Insurance communications are subject to a large number of regulations. Everything from legal language and the timing of communications to the fonts and layouts must adhere to regulatory requirements.

In addition to federal regulations, every insurer must understand and comply with regulations for every state where they do business, for every coverage that they write and for every communication that they deliver.

Moreover, there is a steady stream of changes to these regulations that number in the thousands per year for the average insurer.  Every insurer that is currently using Microsoft® Word, an internally developed system or an existing software module within their core administration suite to generate communications is struggling to ensure that each communication meets compliance. Simply stated, these traditional approaches are putting businesses at significant risk.

Plagued with document templates stored on users’ hard drives scattered across the organization, manual “cutting and pasting” of data into communications and lack of automated data synchronization makes ensuring compliance with these technologies almost impossible.

Yet, despite the warning signs, many insurers remain tethered to their legacy systems. Once at the forefront of technology, these legacy communications systems are unable to keep pace today and leave insurers vulnerable.

CCM significantly reduces the burden and costs associated with laws and regulations through the centralized management and monitoring of communication templates and content components as well as comprehensive audit facilities to highlight when things change.

With CCM, approved content can be stored in a central repository and used across multiple communication templates.
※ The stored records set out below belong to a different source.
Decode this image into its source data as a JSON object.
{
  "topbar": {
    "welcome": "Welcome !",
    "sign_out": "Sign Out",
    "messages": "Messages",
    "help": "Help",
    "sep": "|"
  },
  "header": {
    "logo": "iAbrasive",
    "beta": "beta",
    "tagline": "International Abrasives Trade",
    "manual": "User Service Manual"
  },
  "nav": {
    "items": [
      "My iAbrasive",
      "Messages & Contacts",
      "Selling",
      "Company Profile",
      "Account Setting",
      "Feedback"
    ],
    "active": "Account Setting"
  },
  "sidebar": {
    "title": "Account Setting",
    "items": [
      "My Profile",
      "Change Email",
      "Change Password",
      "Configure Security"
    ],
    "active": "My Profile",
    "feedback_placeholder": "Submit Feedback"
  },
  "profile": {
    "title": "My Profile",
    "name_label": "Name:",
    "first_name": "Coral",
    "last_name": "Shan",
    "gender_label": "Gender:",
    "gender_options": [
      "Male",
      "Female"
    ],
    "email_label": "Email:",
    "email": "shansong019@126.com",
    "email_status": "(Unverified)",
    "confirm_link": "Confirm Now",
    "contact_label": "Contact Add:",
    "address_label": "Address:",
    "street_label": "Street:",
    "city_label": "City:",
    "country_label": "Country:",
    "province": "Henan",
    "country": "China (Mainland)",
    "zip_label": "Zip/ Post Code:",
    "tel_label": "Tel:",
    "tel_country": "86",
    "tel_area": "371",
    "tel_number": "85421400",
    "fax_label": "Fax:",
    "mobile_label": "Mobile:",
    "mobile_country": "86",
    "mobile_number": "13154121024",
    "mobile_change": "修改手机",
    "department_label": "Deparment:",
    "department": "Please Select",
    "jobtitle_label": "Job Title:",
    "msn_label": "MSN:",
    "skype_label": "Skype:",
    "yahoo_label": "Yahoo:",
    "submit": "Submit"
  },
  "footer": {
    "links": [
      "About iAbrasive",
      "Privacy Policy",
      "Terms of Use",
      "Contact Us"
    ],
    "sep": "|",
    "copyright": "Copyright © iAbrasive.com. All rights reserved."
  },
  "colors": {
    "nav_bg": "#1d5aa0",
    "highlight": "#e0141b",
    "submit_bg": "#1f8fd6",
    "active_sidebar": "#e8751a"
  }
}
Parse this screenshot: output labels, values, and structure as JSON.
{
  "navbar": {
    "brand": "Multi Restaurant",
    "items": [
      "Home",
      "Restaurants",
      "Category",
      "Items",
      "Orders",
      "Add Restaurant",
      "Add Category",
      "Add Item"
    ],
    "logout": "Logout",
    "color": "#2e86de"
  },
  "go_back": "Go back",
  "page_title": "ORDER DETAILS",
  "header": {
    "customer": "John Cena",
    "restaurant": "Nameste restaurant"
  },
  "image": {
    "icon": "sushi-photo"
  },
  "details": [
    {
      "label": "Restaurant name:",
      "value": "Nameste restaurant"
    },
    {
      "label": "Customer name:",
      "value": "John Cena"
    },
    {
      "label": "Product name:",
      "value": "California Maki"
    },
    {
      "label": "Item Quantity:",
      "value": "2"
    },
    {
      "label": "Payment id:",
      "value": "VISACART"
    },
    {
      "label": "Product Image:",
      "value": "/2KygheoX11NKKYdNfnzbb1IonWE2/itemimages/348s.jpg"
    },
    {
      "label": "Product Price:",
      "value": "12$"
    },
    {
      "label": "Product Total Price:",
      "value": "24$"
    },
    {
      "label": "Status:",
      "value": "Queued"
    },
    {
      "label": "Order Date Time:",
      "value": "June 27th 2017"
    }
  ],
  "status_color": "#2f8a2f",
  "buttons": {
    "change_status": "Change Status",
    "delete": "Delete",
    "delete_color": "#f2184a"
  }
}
Even if other components within a template allow for user edits, administrators can “lock” compliance-oriented components to prevent changes.

CCM also enables structured reviews of communications prior to delivery and supports variations to ease the management of content inclusion or exclusion based on effective dates and jurisdictions.

All of these capabilities allow compliance teams to support other groups that create communications (such as Policy Servicing or Claims) and reduce regulatory fines, manual operations and associated rework.

The capabilities of a modern CCM application enable compliance professionals to capitalize on their regulatory expertise while improving communication efficiency and effectiveness to deliver real value, build trust and expand customer relationships.

Conclusion

In their pursuit of meeting all regulatory requirements, life insurance CIOs across all segments—small, midsize and large—are wrestling with the challenges of a disruptive landscape as well as investment decisions for each application in their portfolios.

One application that CIOs should actively consider to meet their regulatory requirements is Customer Communication Management (CCM). CCM applications provide the tools every insurer needs to acquire new customers, retain existing ones and extend customer relationships through better, compliant communications.